Gli italiani della Global Sumud Flotilla, bloccati ed espulsi da Israele, dovranno organizzare e pagare autonomamente il ritorno in patria; il governo assicura assistenza ma non coprirà i costi del volo, sostenendo che si tratta di un messaggio politico.

Flotilla, il governo italiano non finanzia il rientro: Meloni: «I costi li sostengano gli attivisti»

Il governo italiano ha deciso di non finanziare il rientro degli italiani coinvolti nella Global Sumud Flotilla, fermati dalle autorità israeliane a poche miglia dalla Striscia di Gaza ed espulsi senza ulteriori conseguenze penali.
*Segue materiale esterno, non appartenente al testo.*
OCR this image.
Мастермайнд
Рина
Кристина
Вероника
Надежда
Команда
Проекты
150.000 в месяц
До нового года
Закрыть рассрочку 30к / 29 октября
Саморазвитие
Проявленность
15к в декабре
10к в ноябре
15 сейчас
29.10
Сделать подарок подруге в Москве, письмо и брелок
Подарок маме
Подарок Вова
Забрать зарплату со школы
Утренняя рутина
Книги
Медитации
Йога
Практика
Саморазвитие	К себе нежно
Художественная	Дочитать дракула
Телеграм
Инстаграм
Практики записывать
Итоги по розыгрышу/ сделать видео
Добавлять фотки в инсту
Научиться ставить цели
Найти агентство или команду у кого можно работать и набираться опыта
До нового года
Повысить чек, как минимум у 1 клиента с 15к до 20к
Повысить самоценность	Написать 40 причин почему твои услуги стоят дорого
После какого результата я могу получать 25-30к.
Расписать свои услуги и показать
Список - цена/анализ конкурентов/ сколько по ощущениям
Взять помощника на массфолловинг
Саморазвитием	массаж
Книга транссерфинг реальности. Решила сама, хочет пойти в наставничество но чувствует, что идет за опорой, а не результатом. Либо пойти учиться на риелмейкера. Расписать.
La notizia, riportata da testate nazionali come La Repubblica e La Stampa, evidenzia come il governo mantenga il supporto diplomatico e assistenziale per gli attivisti, ma non intenda coprire i costi del volo di rimpatrio, lasciando agli stessi la responsabilità economica e organizzativa della partenza.

Nessun charter speciale è stato predisposto dalla Farnesina per riportare a casa i cittadini coinvolti. Secondo quanto riferito, la premier Giorgia Meloni ha seguito le vicende in tempo reale, monitorando il tracking della Flotilla direttamente dal suo iPhone durante il Consiglio europeo informale a Copenaghen.
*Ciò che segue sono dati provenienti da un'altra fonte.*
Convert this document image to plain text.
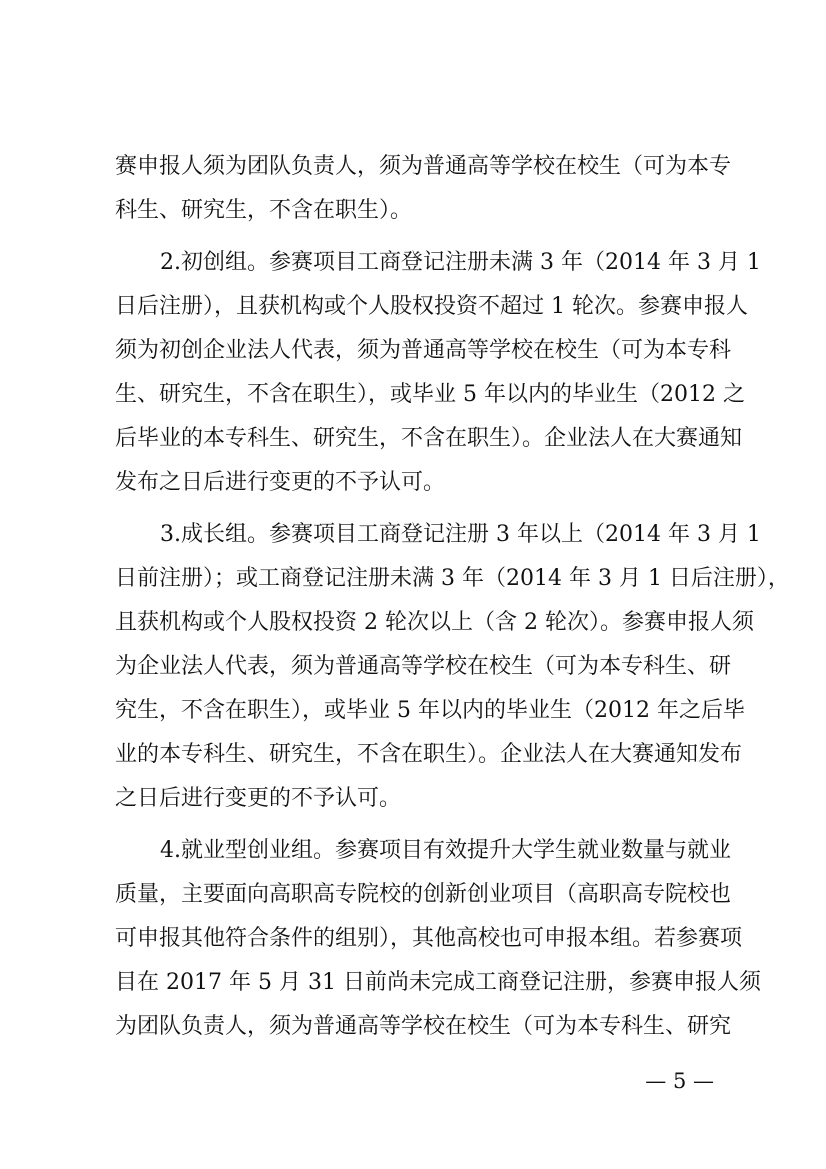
赛申报人须为团队负责人，须为普通高等学校在校生（可为本专
科生、研究生，不含在职生）。
2.初创组。参赛项目工商登记注册未满 3 年（2014 年 3 月 1
日后注册），且获机构或个人股权投资不超过 1 轮次。参赛申报人
须为初创企业法人代表，须为普通高等学校在校生（可为本专科
生、研究生，不含在职生），或毕业 5 年以内的毕业生（2012 之
后毕业的本专科生、研究生，不含在职生）。企业法人在大赛通知
发布之日后进行变更的不予认可。
3.成长组。参赛项目工商登记注册 3 年以上（2014 年 3 月 1
日前注册）；或工商登记注册未满 3 年（2014 年 3 月 1 日后注册），
且获机构或个人股权投资 2 轮次以上（含 2 轮次）。参赛申报人须
为企业法人代表，须为普通高等学校在校生（可为本专科生、研
究生，不含在职生），或毕业 5 年以内的毕业生（2012 年之后毕
业的本专科生、研究生，不含在职生）。企业法人在大赛通知发布
之日后进行变更的不予认可。
4.就业型创业组。参赛项目有效提升大学生就业数量与就业
质量，主要面向高职高专院校的创新创业项目（高职高专院校也
可申报其他符合条件的组别），其他高校也可申报本组。若参赛项
目在 2017 年 5 月 31 日前尚未完成工商登记注册，参赛申报人须
为团队负责人，须为普通高等学校在校生（可为本专科生、研究
— 5 —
La gestione italiana ha privilegiato la sicurezza dei connazionali, evitando che gli attivisti finissero nelle carceri israeliane, un risultato che il governo definisce comunque positivo. Il piano di rientro è già delineato: i rimpatri volontari degli attivisti italiani potranno iniziare a partire da venerdì 3 ottobre, mentre quelli forzati potrebbero essere programmati a partire da domenica 5. Nonostante le difficoltà logistiche, il governo sottolinea che la decisione di non finanziare il viaggio non rappresenta una misura punitiva, ma un chiaro segnale politico.
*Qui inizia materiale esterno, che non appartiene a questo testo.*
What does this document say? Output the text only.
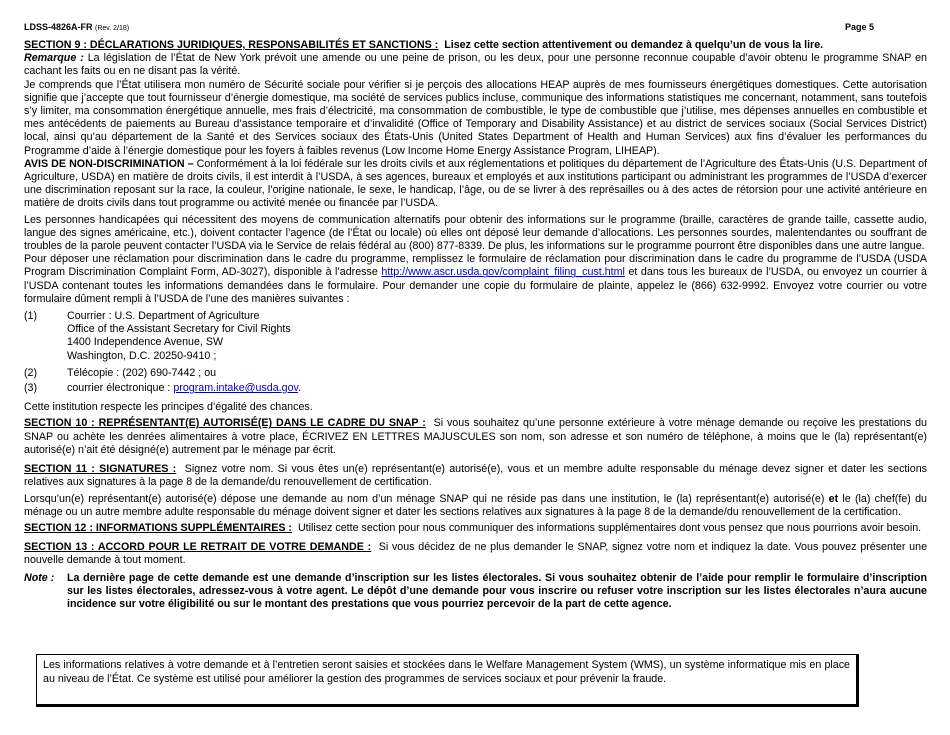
LDSS-4826A-FR (Rev. 2/18)	Page 5

SECTION 9 : DÉCLARATIONS JURIDIQUES, RESPONSABILITÉS ET SANCTIONS : Lisez cette section attentivement ou demandez à quelqu’un de vous la lire.

Remarque : La législation de l’État de New York prévoit une amende ou une peine de prison, ou les deux, pour une personne reconnue coupable d’avoir obtenu le programme SNAP en cachant les faits ou en ne disant pas la vérité.

Je comprends que l’État utilisera mon numéro de Sécurité sociale pour vérifier si je perçois des allocations HEAP auprès de mes fournisseurs énergétiques domestiques. Cette autorisation signifie que j’accepte que tout fournisseur d’énergie domestique, ma société de services publics incluse, communique des informations statistiques me concernant, notamment, sans toutefois s’y limiter, ma consommation énergétique annuelle, mes frais d’électricité, ma consommation de combustible, le type de combustible que j’utilise, mes dépenses annuelles en combustible et mes antécédents de paiements au Bureau d’assistance temporaire et d’invalidité (Office of Temporary and Disability Assistance) et au district de services sociaux (Social Services District) local, ainsi qu’au département de la Santé et des Services sociaux des États-Unis (United States Department of Health and Human Services) aux fins d’évaluer les performances du Programme d’aide à l’énergie domestique pour les foyers à faibles revenus (Low Income Home Energy Assistance Program, LIHEAP).

AVIS DE NON-DISCRIMINATION – Conformément à la loi fédérale sur les droits civils et aux réglementations et politiques du département de l’Agriculture des États-Unis (U.S. Department of Agriculture, USDA) en matière de droits civils, il est interdit à l’USDA, à ses agences, bureaux et employés et aux institutions participant ou administrant les programmes de l’USDA d’exercer une discrimination reposant sur la race, la couleur, l’origine nationale, le sexe, le handicap, l’âge, ou de se livrer à des représailles ou à des actes de rétorsion pour une activité antérieure en matière de droits civils dans tout programme ou activité menée ou financée par l’USDA.

Les personnes handicapées qui nécessitent des moyens de communication alternatifs pour obtenir des informations sur le programme (braille, caractères de grande taille, cassette audio, langue des signes américaine, etc.), doivent contacter l’agence (de l’État ou locale) où elles ont déposé leur demande d’allocations. Les personnes sourdes, malentendantes ou souffrant de troubles de la parole peuvent contacter l’USDA via le Service de relais fédéral au (800) 877-8339. De plus, les informations sur le programme pourront être disponibles dans une autre langue.

Pour déposer une réclamation pour discrimination dans le cadre du programme, remplissez le formulaire de réclamation pour discrimination dans le cadre du programme de l’USDA (USDA Program Discrimination Complaint Form, AD-3027), disponible à l’adresse http://www.ascr.usda.gov/complaint_filing_cust.html et dans tous les bureaux de l’USDA, ou envoyez un courrier à l’USDA contenant toutes les informations demandées dans le formulaire. Pour demander une copie du formulaire de plainte, appelez le (866) 632-9992. Envoyez votre courrier ou votre formulaire dûment rempli à l’USDA de l’une des manières suivantes :

(1)	Courrier : U.S. Department of Agriculture
Office of the Assistant Secretary for Civil Rights
1400 Independence Avenue, SW
Washington, D.C. 20250-9410 ;
(2)	Télécopie : (202) 690-7442 ; ou
(3)	courrier électronique : program.intake@usda.gov.

Cette institution respecte les principes d’égalité des chances.

SECTION 10 : REPRÉSENTANT(E) AUTORISÉ(E) DANS LE CADRE DU SNAP : Si vous souhaitez qu’une personne extérieure à votre ménage demande ou reçoive les prestations du SNAP ou achète les denrées alimentaires à votre place, ÉCRIVEZ EN LETTRES MAJUSCULES son nom, son adresse et son numéro de téléphone, à moins que le (la) représentant(e) autorisé(e) n’ait été désigné(e) autrement par le ménage par écrit.

SECTION 11 : SIGNATURES : Signez votre nom. Si vous êtes un(e) représentant(e) autorisé(e), vous et un membre adulte responsable du ménage devez signer et dater les sections relatives aux signatures à la page 8 de la demande/du renouvellement de certification.

Lorsqu’un(e) représentant(e) autorisé(e) dépose une demande au nom d’un ménage SNAP qui ne réside pas dans une institution, le (la) représentant(e) autorisé(e) et le (la) chef(fe) du ménage ou un autre membre adulte responsable du ménage doivent signer et dater les sections relatives aux signatures à la page 8 de la demande/du renouvellement de la certification.

SECTION 12 : INFORMATIONS SUPPLÉMENTAIRES : Utilisez cette section pour nous communiquer des informations supplémentaires dont vous pensez que nous pourrions avoir besoin.

SECTION 13 : ACCORD POUR LE RETRAIT DE VOTRE DEMANDE : Si vous décidez de ne plus demander le SNAP, signez votre nom et indiquez la date. Vous pouvez présenter une nouvelle demande à tout moment.

Note :	La dernière page de cette demande est une demande d’inscription sur les listes électorales. Si vous souhaitez obtenir de l’aide pour remplir le formulaire d’inscription sur les listes électorales, adressez-vous à votre agent. Le dépôt d’une demande pour vous inscrire ou refuser votre inscription sur les listes électorales n’aura aucune incidence sur votre éligibilité ou sur le montant des prestations que vous pourriez percevoir de la part de cette agence.

Les informations relatives à votre demande et à l’entretien seront saisies et stockées dans le Welfare Management System (WMS), un système informatique mis en place au niveau de l’État. Ce système est utilisé pour améliorer la gestion des programmes de services sociaux et pour prévenir la fraude.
Fonti della maggioranza spiegano ai giornali che l’Italia non intende sostenere azioni che, secondo gli uffici di Fratelli d’Italia, presenterebbero legami con organizzazioni come Hamas. La scelta del governo ha suscitato reazioni contrastanti.

Da un lato, viene sottolineato il successo diplomatico nell’assicurare la sicurezza degli italiani coinvolti, dall’altro alcuni osservatori evidenziano come l’onere economico ricada interamente sugli attivisti, creando tensioni e interrogativi sull’equilibrio tra tutela dei cittadini e responsabilità individuale. La vicenda solleva inoltre riflessioni sulla gestione di iniziative civili di sensibilizzazione internazionale, come le flotte solidali, e sul ruolo dello Stato nel bilanciare sicurezza, diplomazia e sostegno concreto ai cittadini all’estero.

Il governo, comunque, conferma che tutta l’assistenza necessaria sarà fornita agli italiani, dal coordinamento con le autorità israeliane fino alla supervisione dei trasferimenti in sicurezza. Gli attivisti, d’altro canto, si preparano a organizzare autonomamente i voli di ritorno, un compito che comporta non solo spese economiche, ma anche la responsabilità di rispettare i tempi e le procedure previste dalle autorità locali. La vicenda, oltre a evidenziare le complessità della politica estera italiana in contesti delicati, segna un momento significativo nella gestione delle relazioni tra cittadini attivi in missioni di solidarietà e lo Stato, con un messaggio politico chiaro e voluto dalla leadership nazionale.